Cardin Says Montgomery County Student Protest Made Him Proud To Represent Maryland
Democratic senator says lawmakers are listening to young voices demand gun control
U.S. Sen. Ben Cardin takes questions from students at Richard Montgomery High School in Rockville on Friday.
U.S. Sen. Ben Cardin acknowledges that the gun control discussion is somewhat worn, with one call to action after another fading without significant progress.
But on Friday, he told a group of Richard Montgomery High School students that this time would be different.
Why? Because of them.
“Americans are with you. You have captured their imagination and support,” he said, sporting a Richard Montgomery T-shirt as he spoke to the teens.

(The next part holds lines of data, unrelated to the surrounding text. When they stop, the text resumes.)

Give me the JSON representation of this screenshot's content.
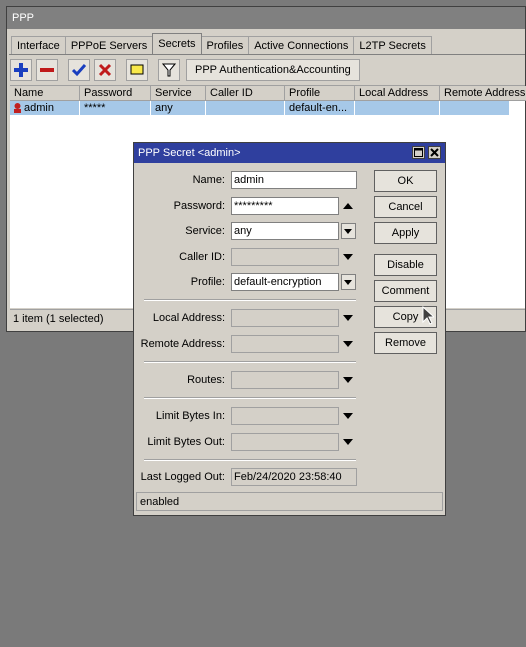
{
  "window": {
    "title": "PPP"
  },
  "tabs": [
    {
      "label": "Interface"
    },
    {
      "label": "PPPoE Servers"
    },
    {
      "label": "Secrets",
      "active": true
    },
    {
      "label": "Profiles"
    },
    {
      "label": "Active Connections"
    },
    {
      "label": "L2TP Secrets"
    }
  ],
  "toolbar": {
    "add_icon": "plus-icon",
    "remove_icon": "minus-icon",
    "enable_icon": "check-icon",
    "disable_icon": "x-icon",
    "comment_icon": "comment-icon",
    "filter_icon": "filter-icon",
    "auth_button": "PPP Authentication&Accounting"
  },
  "table": {
    "columns": [
      "Name",
      "Password",
      "Service",
      "Caller ID",
      "Profile",
      "Local Address",
      "Remote Address"
    ],
    "rows": [
      {
        "name": "admin",
        "password": "*****",
        "service": "any",
        "caller_id": "",
        "profile": "default-en...",
        "local_address": "",
        "remote_address": ""
      }
    ]
  },
  "status": "1 item (1 selected)",
  "dialog": {
    "title": "PPP Secret <admin>",
    "fields": {
      "name": {
        "label": "Name:",
        "value": "admin"
      },
      "password": {
        "label": "Password:",
        "value": "*********"
      },
      "service": {
        "label": "Service:",
        "value": "any"
      },
      "caller_id": {
        "label": "Caller ID:",
        "value": ""
      },
      "profile": {
        "label": "Profile:",
        "value": "default-encryption"
      },
      "local_address": {
        "label": "Local Address:",
        "value": ""
      },
      "remote_address": {
        "label": "Remote Address:",
        "value": ""
      },
      "routes": {
        "label": "Routes:",
        "value": ""
      },
      "limit_in": {
        "label": "Limit Bytes In:",
        "value": ""
      },
      "limit_out": {
        "label": "Limit Bytes Out:",
        "value": ""
      },
      "last_logged_out": {
        "label": "Last Logged Out:",
        "value": "Feb/24/2020 23:58:40"
      }
    },
    "buttons": {
      "ok": "OK",
      "cancel": "Cancel",
      "apply": "Apply",
      "disable": "Disable",
      "comment": "Comment",
      "copy": "Copy",
      "remove": "Remove"
    },
    "status": "enabled"
  },
  "colors": {
    "dialog_title": "#2f3f9e",
    "selected_row": "#a6c8e8",
    "window_bg": "#d4d0c8",
    "desktop": "#7a7a7a"
  }
}
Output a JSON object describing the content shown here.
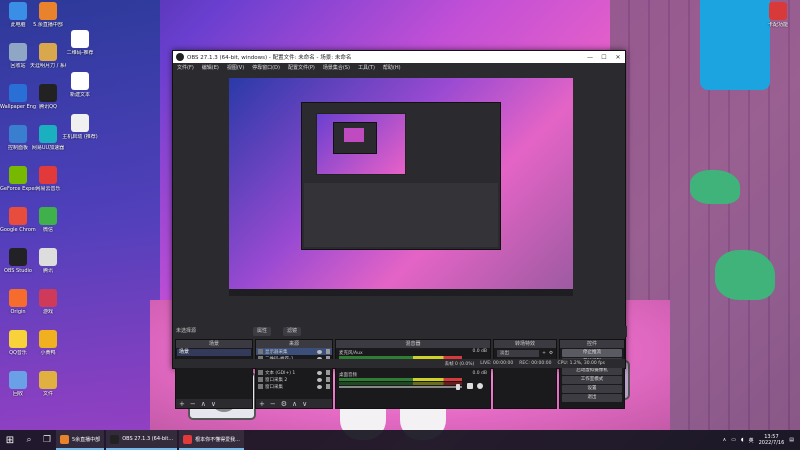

Cardin said he was proud to be a Maryland representative on Wednesday, when an estimated 2,500 students flooded D.C. to press lawmakers for action on gun control. The youth movement has changed the conversation on the issue, Cardin said.
He told the student group that federal lawmakers must bar private ownership of assault-style firearms and require comprehensive background checks for gun purchases, including records on criminal and domestic violence incidents.
Cardin fielded a number of questions from students, one about whether tightening restrictions on guns might result in an increase in violent acts committed with other weapons.
The senator said firearms are capable of inflicting more casualties than knives, for instance, and argued that there are simply too prevalent in the United States. There are 88 guns for every 100 people in America, he said.
Another student asked Cardin, a Democrat, how he plans to overcome Republican resistance to gun control measures.
The senator talked about the importance of listening and compromise, but said lawmakers who are unwilling to budget on changing gun laws should be voted out.
“Children’s safety should not be a partisan issue,” he said, later adding that constituents should hold accountable legislators beholden to the National Rifle Association.
About 200 students from social studies classes gathered in the Rockville school’s auditorium on Friday morning. During the event, Cardin repeatedly expressed opposition to arming teachers and school staff. Introducing more firearms to schools won’t solve the problem of violence against students, he said, and chances are slim that a teacher or security officer with a gun would be able to stop a school shooting.
“It’s a long shot. You’ve got to stop the tragedy before it happens,” he said.
One girl noted that she and many of her peers won’t be able to vote in the 2018 election. Many of those under voting age have already gotten involved by demonstrating and speaking out, but she asked what more they could do to make a difference.
Cardin recommended joining a campaign and perhaps supporting a local candidate in the upcoming election. He also encouraged students to stay focused on the issue and not to let the harried news cycle distract them from their ultimate objective.
“This time, it’s going to be different. We’re gonna pass something. We’re gonna get something done,” he said.